Sunday, May 25, 2008

The Point Where Two Oceans Meet (23.05.08)



Off to Robben Island (Dutch for seal) in the morning. This island lies about 12km off the coast of Cape Town. Once upon a time is was a leper colony (it currently has one of the world’s largest penguin colonies) although it is arguably best known as the place where Nelson Mandela was imprisoned for 28 years (or something like that according to Jon). We saw his cell and the mat he slept on (appalling conditions) and the cave in the quarry where the political prisoners got together to educate each other and put together the basis of the post apartheid constitution. One of our tour guides was an ex-political prisoner from the same era as Mandela; imprisoned for terrorism (according to him he was a freedom fighter, apparently vastly different), a self proclaimed socialist (although came across as quite communist) and very militant. He shouted rather than spoke, was barely comprehensible and largely spouted off political rhetoric. This annoying American lady (it is always the Americans) kept asking him questions. He would yell back answers that completely missed the point. Her husband told her to shut up much to our relief.

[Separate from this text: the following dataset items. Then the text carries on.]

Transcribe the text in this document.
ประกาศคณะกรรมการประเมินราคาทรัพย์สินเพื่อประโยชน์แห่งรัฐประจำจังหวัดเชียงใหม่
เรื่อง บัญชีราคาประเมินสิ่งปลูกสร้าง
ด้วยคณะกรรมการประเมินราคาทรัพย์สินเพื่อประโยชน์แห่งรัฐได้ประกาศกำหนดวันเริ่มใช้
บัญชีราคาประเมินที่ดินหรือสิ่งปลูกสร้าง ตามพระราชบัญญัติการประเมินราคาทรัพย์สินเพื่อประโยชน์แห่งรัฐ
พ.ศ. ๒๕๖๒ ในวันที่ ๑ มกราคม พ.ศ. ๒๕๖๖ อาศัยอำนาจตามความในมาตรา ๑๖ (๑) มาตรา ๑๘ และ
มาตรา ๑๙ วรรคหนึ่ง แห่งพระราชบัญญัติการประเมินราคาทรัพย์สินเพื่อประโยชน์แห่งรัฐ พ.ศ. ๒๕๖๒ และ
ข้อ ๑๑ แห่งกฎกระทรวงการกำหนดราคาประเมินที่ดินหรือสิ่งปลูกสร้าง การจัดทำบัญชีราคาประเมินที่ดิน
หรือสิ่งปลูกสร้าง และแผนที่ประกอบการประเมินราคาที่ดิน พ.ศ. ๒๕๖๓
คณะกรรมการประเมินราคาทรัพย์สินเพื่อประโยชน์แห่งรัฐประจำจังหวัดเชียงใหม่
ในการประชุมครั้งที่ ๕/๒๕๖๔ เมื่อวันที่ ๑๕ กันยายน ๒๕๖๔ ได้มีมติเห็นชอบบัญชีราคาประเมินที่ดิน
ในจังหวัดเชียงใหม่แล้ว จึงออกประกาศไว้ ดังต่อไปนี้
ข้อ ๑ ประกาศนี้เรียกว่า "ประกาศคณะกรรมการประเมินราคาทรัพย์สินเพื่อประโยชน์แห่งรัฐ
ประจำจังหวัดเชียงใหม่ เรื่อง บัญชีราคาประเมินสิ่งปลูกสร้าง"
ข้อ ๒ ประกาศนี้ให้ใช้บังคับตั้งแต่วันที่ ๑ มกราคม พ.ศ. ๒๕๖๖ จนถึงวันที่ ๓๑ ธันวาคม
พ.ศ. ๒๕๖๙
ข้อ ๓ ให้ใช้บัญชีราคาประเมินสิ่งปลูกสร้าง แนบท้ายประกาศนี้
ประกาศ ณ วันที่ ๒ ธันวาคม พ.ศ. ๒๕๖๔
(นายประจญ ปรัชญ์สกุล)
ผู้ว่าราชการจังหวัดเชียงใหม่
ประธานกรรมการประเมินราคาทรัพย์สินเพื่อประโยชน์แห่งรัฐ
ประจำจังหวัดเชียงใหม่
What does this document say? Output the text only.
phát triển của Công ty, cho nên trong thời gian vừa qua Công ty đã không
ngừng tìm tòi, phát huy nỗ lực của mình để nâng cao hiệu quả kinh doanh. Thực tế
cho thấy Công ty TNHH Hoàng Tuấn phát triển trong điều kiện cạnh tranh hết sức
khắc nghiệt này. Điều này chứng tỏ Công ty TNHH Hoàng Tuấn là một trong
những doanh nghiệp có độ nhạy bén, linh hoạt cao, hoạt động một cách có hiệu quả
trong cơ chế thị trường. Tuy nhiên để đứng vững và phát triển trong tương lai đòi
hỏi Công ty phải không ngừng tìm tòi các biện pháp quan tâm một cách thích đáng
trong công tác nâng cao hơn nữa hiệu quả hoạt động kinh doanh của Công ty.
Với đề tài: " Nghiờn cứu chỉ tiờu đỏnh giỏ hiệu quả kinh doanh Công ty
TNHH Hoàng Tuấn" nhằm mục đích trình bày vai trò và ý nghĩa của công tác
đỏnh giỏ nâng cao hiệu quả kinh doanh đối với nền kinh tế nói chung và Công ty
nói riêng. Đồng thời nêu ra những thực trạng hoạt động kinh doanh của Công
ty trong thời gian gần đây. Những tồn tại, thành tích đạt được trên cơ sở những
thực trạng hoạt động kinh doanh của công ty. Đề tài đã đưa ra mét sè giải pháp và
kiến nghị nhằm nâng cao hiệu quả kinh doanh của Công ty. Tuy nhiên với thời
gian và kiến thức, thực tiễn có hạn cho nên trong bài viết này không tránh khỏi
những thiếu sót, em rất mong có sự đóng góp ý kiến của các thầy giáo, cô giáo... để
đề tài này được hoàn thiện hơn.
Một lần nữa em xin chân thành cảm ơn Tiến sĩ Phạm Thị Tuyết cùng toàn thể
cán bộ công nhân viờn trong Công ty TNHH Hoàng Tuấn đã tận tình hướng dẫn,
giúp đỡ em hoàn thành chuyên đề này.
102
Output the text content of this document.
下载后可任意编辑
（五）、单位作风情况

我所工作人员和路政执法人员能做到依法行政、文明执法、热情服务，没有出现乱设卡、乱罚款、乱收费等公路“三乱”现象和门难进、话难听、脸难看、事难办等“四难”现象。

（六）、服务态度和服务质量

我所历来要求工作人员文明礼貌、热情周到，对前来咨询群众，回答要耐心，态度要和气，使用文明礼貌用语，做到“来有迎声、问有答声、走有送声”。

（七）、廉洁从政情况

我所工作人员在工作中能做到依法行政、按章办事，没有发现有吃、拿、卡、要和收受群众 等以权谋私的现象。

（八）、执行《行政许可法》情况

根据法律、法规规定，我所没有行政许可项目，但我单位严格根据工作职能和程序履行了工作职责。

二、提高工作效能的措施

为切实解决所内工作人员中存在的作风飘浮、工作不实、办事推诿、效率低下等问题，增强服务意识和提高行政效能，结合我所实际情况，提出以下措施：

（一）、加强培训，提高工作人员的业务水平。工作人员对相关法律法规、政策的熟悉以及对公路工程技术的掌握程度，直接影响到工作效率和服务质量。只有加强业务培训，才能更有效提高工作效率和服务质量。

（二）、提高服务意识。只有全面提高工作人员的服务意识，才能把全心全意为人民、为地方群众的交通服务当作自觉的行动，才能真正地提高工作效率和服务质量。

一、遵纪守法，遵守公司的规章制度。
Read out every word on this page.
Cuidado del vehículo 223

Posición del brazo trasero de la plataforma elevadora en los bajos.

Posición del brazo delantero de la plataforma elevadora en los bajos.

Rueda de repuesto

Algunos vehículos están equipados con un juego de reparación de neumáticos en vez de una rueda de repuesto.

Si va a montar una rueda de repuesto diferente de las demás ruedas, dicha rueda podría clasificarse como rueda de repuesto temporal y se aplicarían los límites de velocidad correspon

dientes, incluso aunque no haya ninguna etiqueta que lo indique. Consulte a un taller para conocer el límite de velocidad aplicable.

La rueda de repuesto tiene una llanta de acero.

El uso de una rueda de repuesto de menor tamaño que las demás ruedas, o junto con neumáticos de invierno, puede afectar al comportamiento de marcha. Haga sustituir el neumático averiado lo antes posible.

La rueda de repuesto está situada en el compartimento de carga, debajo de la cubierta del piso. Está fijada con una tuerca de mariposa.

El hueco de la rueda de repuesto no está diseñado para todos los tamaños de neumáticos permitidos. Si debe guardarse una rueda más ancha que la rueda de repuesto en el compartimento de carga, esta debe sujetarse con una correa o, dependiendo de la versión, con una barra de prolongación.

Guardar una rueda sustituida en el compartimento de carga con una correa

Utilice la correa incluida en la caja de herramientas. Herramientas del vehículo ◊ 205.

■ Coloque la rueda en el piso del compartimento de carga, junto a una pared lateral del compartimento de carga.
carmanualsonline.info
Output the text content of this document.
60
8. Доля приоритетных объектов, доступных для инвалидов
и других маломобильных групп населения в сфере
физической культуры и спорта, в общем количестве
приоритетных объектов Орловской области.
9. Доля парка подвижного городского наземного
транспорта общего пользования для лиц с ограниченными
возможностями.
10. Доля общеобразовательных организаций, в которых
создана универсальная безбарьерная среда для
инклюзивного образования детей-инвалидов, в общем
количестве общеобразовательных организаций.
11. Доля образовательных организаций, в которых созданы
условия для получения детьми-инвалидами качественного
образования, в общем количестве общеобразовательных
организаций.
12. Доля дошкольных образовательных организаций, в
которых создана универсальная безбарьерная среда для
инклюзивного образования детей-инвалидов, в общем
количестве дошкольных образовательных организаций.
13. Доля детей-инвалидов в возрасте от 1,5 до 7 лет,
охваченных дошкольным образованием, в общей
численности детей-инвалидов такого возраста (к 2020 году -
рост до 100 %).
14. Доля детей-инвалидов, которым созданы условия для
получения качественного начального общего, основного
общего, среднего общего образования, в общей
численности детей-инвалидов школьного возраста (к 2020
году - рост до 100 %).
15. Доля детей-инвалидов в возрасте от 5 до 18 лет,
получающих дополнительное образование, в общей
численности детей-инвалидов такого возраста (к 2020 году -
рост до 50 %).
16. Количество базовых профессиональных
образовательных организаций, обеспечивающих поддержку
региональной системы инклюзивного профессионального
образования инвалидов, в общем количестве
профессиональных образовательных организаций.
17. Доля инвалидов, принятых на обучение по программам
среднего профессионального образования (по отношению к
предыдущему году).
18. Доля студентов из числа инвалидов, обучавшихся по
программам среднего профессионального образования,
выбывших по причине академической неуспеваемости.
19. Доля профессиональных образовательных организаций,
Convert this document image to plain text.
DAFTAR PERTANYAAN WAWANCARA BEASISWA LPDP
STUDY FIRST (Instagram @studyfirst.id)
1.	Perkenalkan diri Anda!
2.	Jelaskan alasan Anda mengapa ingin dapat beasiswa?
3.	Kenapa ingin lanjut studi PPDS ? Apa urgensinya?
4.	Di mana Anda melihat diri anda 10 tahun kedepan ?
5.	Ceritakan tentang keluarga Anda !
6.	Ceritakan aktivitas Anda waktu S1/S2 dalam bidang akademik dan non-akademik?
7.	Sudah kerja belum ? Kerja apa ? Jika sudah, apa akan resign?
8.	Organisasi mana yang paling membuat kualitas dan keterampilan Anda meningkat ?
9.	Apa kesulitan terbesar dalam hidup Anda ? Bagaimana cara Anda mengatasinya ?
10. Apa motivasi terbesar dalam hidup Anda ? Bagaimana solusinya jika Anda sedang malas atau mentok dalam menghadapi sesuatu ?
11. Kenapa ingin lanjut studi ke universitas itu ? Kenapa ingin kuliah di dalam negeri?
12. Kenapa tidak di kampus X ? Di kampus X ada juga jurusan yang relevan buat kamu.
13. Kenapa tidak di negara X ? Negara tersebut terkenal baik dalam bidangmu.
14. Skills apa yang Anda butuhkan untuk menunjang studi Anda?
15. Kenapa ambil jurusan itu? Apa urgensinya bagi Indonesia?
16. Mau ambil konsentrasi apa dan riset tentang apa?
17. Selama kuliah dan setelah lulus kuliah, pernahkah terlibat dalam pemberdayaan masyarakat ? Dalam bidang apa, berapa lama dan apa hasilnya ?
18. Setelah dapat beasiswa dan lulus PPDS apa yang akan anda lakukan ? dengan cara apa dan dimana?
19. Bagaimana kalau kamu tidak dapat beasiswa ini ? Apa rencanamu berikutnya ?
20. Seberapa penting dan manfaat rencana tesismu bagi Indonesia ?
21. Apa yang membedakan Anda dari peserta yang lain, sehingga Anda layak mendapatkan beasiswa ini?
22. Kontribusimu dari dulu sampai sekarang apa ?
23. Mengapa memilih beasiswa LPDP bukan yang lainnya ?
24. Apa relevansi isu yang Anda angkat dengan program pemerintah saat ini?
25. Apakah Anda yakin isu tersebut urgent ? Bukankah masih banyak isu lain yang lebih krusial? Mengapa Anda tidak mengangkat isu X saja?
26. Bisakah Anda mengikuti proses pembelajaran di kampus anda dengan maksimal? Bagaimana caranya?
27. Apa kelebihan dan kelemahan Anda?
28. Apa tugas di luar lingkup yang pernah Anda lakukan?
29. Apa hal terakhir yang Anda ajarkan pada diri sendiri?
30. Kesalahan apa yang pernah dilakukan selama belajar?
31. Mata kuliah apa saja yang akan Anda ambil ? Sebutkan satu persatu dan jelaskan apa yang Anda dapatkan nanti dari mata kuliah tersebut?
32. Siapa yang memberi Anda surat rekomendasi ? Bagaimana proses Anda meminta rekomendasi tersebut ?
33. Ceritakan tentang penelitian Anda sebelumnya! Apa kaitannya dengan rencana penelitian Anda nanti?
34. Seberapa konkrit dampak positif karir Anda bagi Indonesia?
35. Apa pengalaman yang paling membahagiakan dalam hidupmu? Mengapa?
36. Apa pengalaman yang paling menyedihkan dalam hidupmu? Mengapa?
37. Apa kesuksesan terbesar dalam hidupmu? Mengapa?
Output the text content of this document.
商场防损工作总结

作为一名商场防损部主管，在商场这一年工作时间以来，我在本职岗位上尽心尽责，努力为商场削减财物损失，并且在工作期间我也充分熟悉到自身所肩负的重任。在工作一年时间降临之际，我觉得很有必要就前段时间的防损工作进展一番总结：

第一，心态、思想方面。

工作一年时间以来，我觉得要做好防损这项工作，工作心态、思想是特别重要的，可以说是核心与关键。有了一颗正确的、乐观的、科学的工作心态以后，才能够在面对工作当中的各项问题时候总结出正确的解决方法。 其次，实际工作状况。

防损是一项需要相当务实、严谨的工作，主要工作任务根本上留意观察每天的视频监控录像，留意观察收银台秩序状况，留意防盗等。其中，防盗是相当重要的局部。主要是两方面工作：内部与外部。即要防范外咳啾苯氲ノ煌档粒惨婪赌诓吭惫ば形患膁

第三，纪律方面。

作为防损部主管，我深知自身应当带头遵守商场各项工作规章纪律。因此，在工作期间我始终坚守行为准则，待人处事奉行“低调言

Michelle’s friends’ parents Willem and Margriet picked us up in the arvo and took us to Hout Bay for lunch (a favourite pirate haunt a while back). Seafood over here is sooo cheap as is good wine. Afterwards I suggested we go to the Cape of Good Hope if we were close. A local told us it was only 20 minutes away – they lied. Try an hour and a half. We arrived at 5pm and they shut the exit gates at sundown (6pm). It was a race to drive and then climb to the lighthouse, take pics, run back downhill and then make it back to the exit before the sun went down. I have never climbed up hundreds of steps in my life. I nearly died despite my thousand step training in Australia (I went twice). I don’t know how Jon and I are going to survive Machu Picchu.

The view from the light house was spectacular (our photos really don’t do it justice – mine especially as I had the settings all wrong and everything is pixelated). The Cape of Good Hope is located at the junction of two of the earth’s most contrasting water masses – the cold Benguela current on the West Coast and the warm Agulhas current on the East Coast. It is where the Atlantic and Indian oceans meet (well not quite but near enough).

Apparently there are zebras there but naturally I didn’t see them. I did spot an ostrich – not so exciting.

On the way back Michelle, Margriet and I got lost (we were in two cars) and ended up in a dodgy looking suburb. I got a bit scared when a crazy looking guy and a guy started wandering over with a pipe in his hands. We got out of there pretty fast.